A white panelled doorway leads into the light and airy main restaurant, which benefits from three single panel windows and a double panel window down its left-hand side. Chocolate brown leather banquette seating lines both corners, with seating for two single tables and a table for four. These tables are matched with another mix of fabric and leather-covered chairs, this time in yellow and blue hues. In the right corner, a large booth is made by creative placing of a two-seater couch, again in brown leather, giving a more casual feel than the Snug. Black and white hand-drawn pictures by Glaswegian artist Pearl Kinnear decorate the walls, with the largest showing an interpretation of the tree, the bird, the fish and the bell.
A high eight-seater table with bucket bar stools, which are covered in a chocolate brown leather, indicates the start of the restaurant area. The table is marked out by a brass ‘Glengoyne’ plate, which Thom reveals was a discovery from the first hotel to stand on the site – The Apsley Hotel. “When we started refurbishing all the rooms, we found brass plates with names of different distilleries that The Apsley used to indicate rooms so we’ve decided to resurrect them.”

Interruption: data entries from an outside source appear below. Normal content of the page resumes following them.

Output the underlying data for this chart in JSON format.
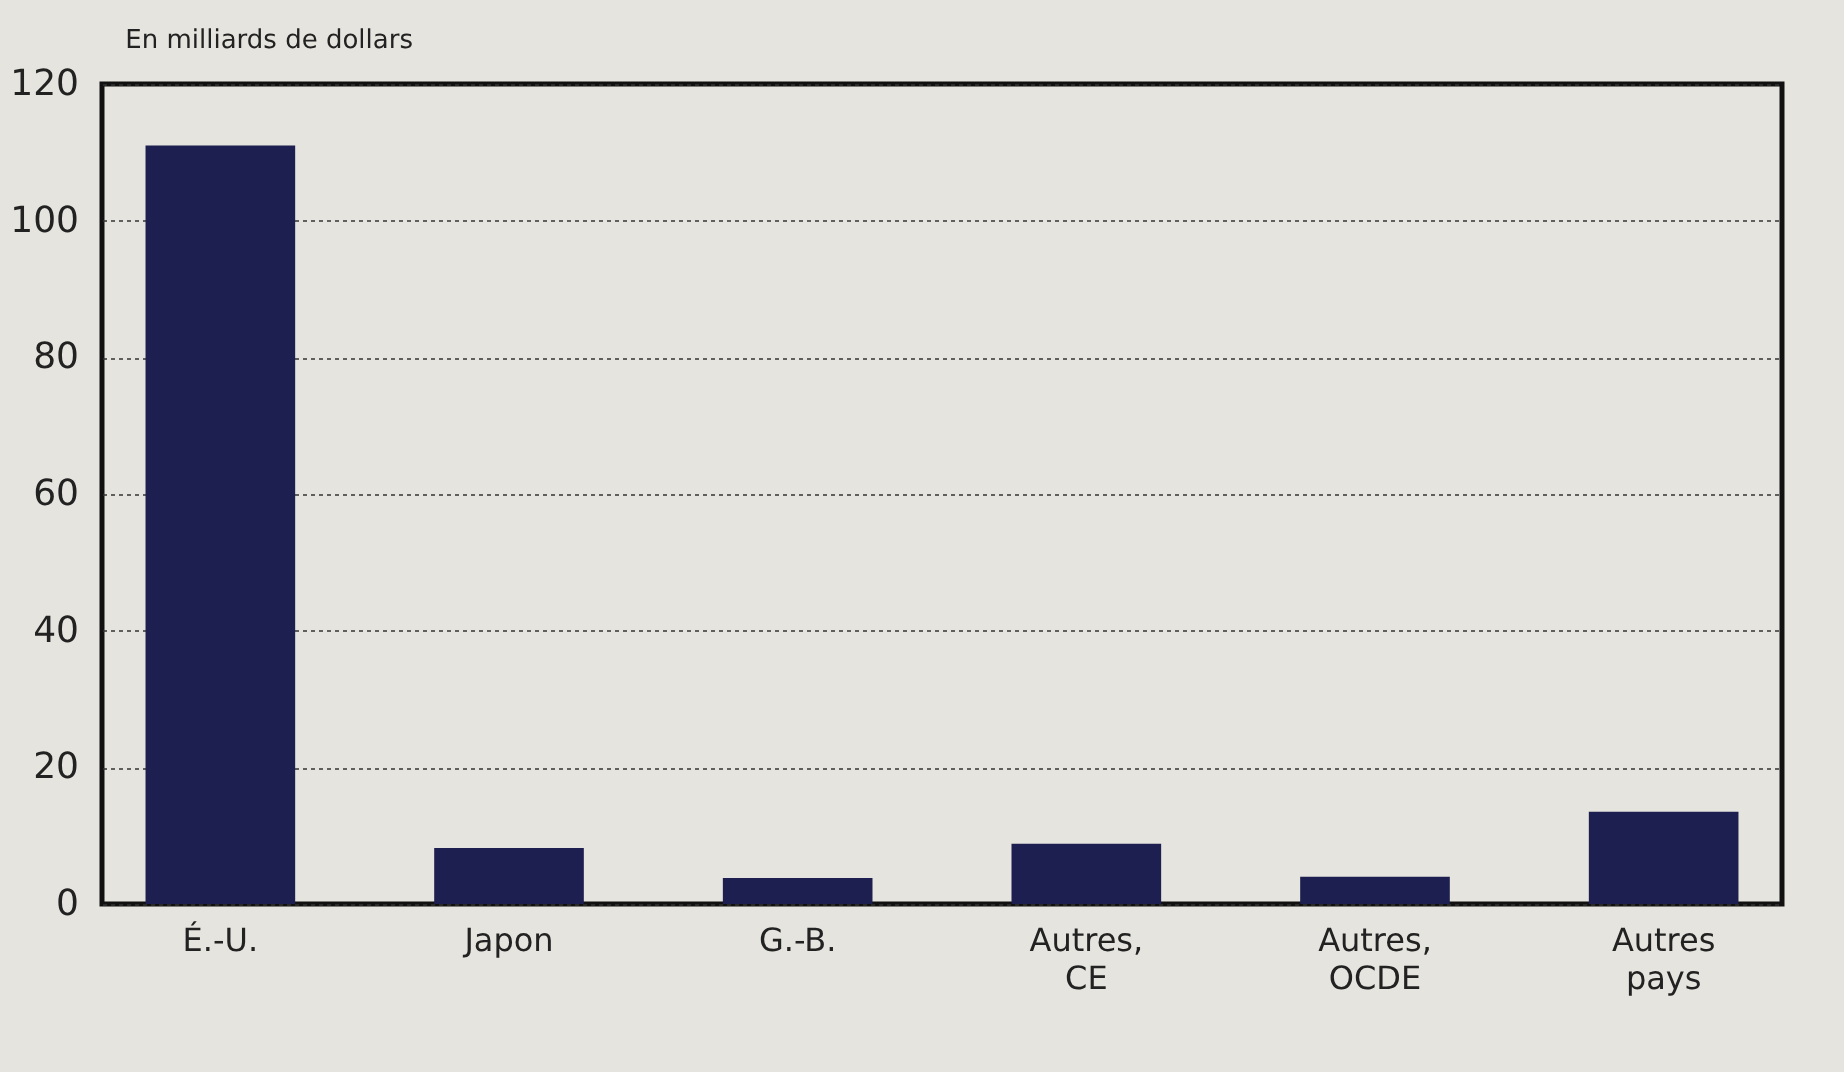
{
  "chart_data": {
    "type": "bar",
    "ylabel": "En milliards de dollars",
    "categories": [
      "É.-U.",
      "Japon",
      "G.-B.",
      "Autres,\nCE",
      "Autres,\nOCDE",
      "Autres\npays"
    ],
    "values": [
      111,
      8.2,
      3.8,
      8.8,
      4,
      13.5
    ],
    "color": "#1c1f4f",
    "ylim": [
      0,
      120
    ],
    "yticks": [
      0,
      20,
      40,
      60,
      80,
      100,
      120
    ],
    "grid": "y"
  }
}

Five three seater wingback couches covered in a cream fabric are arranged in a 2-1-2 formation, making up the left side of the restaurant. The solo couch is matched with a second pale wooden ‘family’ table, which Thom says is a feature for the restaurant. Thom says, “We want the restaurant to be somewhere you can come casually, or for an intimate meal or a family get-together.” The family table also has three chairs in purple and blue around it and on the walls behind, a gird and cleek hangs (a hoop and stick to non-Scots). On the wall beside the next table, there is a whip and peerie (an old-school spinning top toy) which, along with the display cabinets that mark the end of the restaurant, Thom hopes will prompt conversation among diners. He says, “We’ve tried to make the decoration similar to what you would see in any Glasgow home, so books and trinkets that will spark conversations.” On the opposite side, chocolate brown leather banquettes line the wall, separated by a wooden partition for privacy. Underneath wall-mounted chandelier-type lights, single dark wooden tables are arranged with blue and cream fabric-covered chairs and an air conditioning vent has been adapted as a display shelf with more chat-invoking whisky memorabilia.
The other addition is The Kelvin Bar. To the left as you come into the lobby, it is named after Lord Kelvin, of whom a striking portrait with a blue lit neon ‘Kelvin’ sign takes up an entire walls.

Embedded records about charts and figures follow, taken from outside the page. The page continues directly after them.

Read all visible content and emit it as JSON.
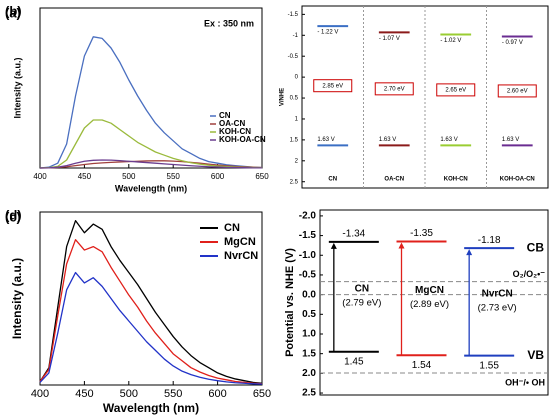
{
  "chart_data": [
    {
      "type": "line",
      "panel_label": "(a)",
      "xlabel": "Wavelength (nm)",
      "ylabel": "Intensity (a.u.)",
      "annotation": "Ex : 350 nm",
      "legend": "right",
      "xlim": [
        400,
        650
      ],
      "xticks": [
        400,
        450,
        500,
        550,
        600,
        650
      ],
      "ylim": [
        0,
        100
      ],
      "x": [
        400,
        410,
        420,
        430,
        440,
        450,
        460,
        470,
        480,
        490,
        500,
        510,
        520,
        530,
        540,
        550,
        560,
        570,
        580,
        590,
        600,
        610,
        620,
        630,
        640,
        650
      ],
      "series": [
        {
          "name": "CN",
          "color": "#4a6fc0",
          "values": [
            0,
            0.5,
            3,
            15,
            45,
            70,
            82,
            81,
            75,
            66,
            55,
            45,
            36,
            28,
            22,
            17,
            12,
            9,
            6,
            4,
            3,
            2,
            1.5,
            1,
            0.5,
            0.3
          ]
        },
        {
          "name": "OA-CN",
          "color": "#a0413d",
          "values": [
            0,
            0.1,
            0.3,
            0.8,
            1.5,
            2.2,
            2.8,
            3.2,
            3.5,
            3.8,
            4,
            4.2,
            4.4,
            4.5,
            4.5,
            4.3,
            4,
            3.5,
            3,
            2.4,
            1.9,
            1.4,
            1,
            0.7,
            0.5,
            0.3
          ]
        },
        {
          "name": "KOH-CN",
          "color": "#9aba3c",
          "values": [
            0,
            0.2,
            1,
            5,
            15,
            25,
            30,
            30,
            28,
            24,
            20,
            16,
            13,
            10,
            8,
            6,
            4.5,
            3.3,
            2.4,
            1.7,
            1.2,
            0.9,
            0.6,
            0.4,
            0.3,
            0.2
          ]
        },
        {
          "name": "KOH-OA-CN",
          "color": "#6b3d8f",
          "values": [
            0,
            0.1,
            0.5,
            1.5,
            3,
            4.2,
            4.8,
            5,
            4.9,
            4.6,
            4.2,
            3.8,
            3.4,
            3,
            2.6,
            2.2,
            1.8,
            1.4,
            1.1,
            0.8,
            0.6,
            0.4,
            0.3,
            0.2,
            0.1,
            0.1
          ]
        }
      ]
    },
    {
      "type": "band",
      "panel_label": "(b)",
      "ylabel": "V/NHE",
      "dividers": true,
      "ylim": [
        -1.7,
        2.65
      ],
      "yticks": [
        -1.5,
        -1,
        -0.5,
        0,
        0.5,
        1,
        1.5,
        2,
        2.5
      ],
      "categories": [
        "CN",
        "OA-CN",
        "KOH-CN",
        "KOH-OA-CN"
      ],
      "colors": [
        "#3b6fc4",
        "#8b1a1a",
        "#9acd32",
        "#6a2c91"
      ],
      "cb_values": [
        -1.22,
        -1.07,
        -1.02,
        -0.97
      ],
      "cb_labels": [
        "- 1.22 V",
        "- 1.07 V",
        "- 1.02 V",
        "- 0.97 V"
      ],
      "vb_values": [
        1.63,
        1.63,
        1.63,
        1.63
      ],
      "vb_labels": [
        "1.63 V",
        "1.63 V",
        "1.63 V",
        "1.63 V"
      ],
      "gaps": [
        2.85,
        2.7,
        2.65,
        2.6
      ],
      "gap_labels": [
        "2.85 eV",
        "2.70 eV",
        "2.65 eV",
        "2.60 eV"
      ]
    },
    {
      "type": "line",
      "panel_label": "(c)",
      "xlabel": "Wavelength (nm)",
      "ylabel": "Intensity (a.u.)",
      "legend": "upper-right",
      "xlim": [
        400,
        650
      ],
      "xticks": [
        400,
        450,
        500,
        550,
        600,
        650
      ],
      "ylim": [
        0,
        100
      ],
      "x": [
        400,
        410,
        420,
        430,
        440,
        450,
        460,
        470,
        480,
        490,
        500,
        510,
        520,
        530,
        540,
        550,
        560,
        570,
        580,
        590,
        600,
        610,
        620,
        630,
        640,
        650
      ],
      "series": [
        {
          "name": "CN",
          "color": "#000000",
          "values": [
            2,
            10,
            45,
            80,
            95,
            88,
            93,
            90,
            80,
            72,
            65,
            58,
            50,
            42,
            35,
            28,
            22,
            17,
            13,
            10,
            7,
            5,
            3.5,
            2.5,
            1.5,
            1
          ]
        },
        {
          "name": "MgCN",
          "color": "#e0201b",
          "values": [
            2,
            9,
            40,
            70,
            84,
            78,
            80,
            77,
            68,
            60,
            52,
            45,
            37,
            30,
            24,
            18,
            14,
            10,
            7.5,
            5.5,
            4,
            3,
            2,
            1.5,
            1,
            0.7
          ]
        },
        {
          "name": "NvrCN",
          "color": "#2233c8",
          "values": [
            1.5,
            7,
            30,
            55,
            65,
            59,
            62,
            57,
            50,
            43,
            37,
            31,
            25,
            20,
            15,
            11,
            8,
            6,
            4.5,
            3.3,
            2.5,
            1.8,
            1.3,
            1,
            0.7,
            0.5
          ]
        }
      ]
    },
    {
      "type": "band",
      "panel_label": "(d)",
      "ylabel": "Potential vs. NHE (V)",
      "ylim": [
        -2.15,
        2.55
      ],
      "yticks": [
        {
          "value": -2,
          "label": "-2.0"
        },
        -1.5,
        {
          "value": -1,
          "label": "-1.0"
        },
        -0.5,
        {
          "value": 0,
          "label": "0.0"
        },
        0.5,
        {
          "value": 1,
          "label": "1.0"
        },
        1.5,
        {
          "value": 2,
          "label": "2.0"
        },
        2.5
      ],
      "categories": [
        "CN",
        "MgCN",
        "NvrCN"
      ],
      "colors": [
        "#000000",
        "#e0201b",
        "#1f3fbf"
      ],
      "cb_values": [
        -1.34,
        -1.35,
        -1.18
      ],
      "vb_values": [
        1.45,
        1.54,
        1.55
      ],
      "gaps": [
        2.79,
        2.89,
        2.73
      ],
      "gap_labels": [
        "(2.79 eV)",
        "(2.89 eV)",
        "(2.73 eV)"
      ],
      "cb_label": "CB",
      "vb_label": "VB",
      "references": [
        {
          "value": -0.33,
          "label": "O₂/O₂•⁻"
        },
        {
          "value": 0
        },
        {
          "value": 1.99,
          "label": "OH⁻/• OH"
        }
      ]
    }
  ]
}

The bar was constructed from scratch, creating a traditional dark wood bar that wouldn’t look out of place in any Glasgow pub. Four dark wood backed bar stools with royal blue leather cushions surround the bar, and each of the high tables by the tall windows. Lower dark wooden tables gather around the other discovered fireplace, this time in black marble, and the banquette below the Kelvin portrait is in the same chocolate brown leather as the restaurant’s. Historical photographs are arranged on the mantelpiece and wall. The drink offering is eclectic, with The Kelvin being the first bar in Scotland to offer the entire Harviestoun Brewery range and Molson Coors created a white-label lager called Kentigern, which is the real name of St Mungo.
With such a rich heritage, it seems The Birdtree & Bellfish and The Kelvin Bar are happy to have a foot in both the past and the present with its nostalgic yet romantic take on Glaswegian hospitality.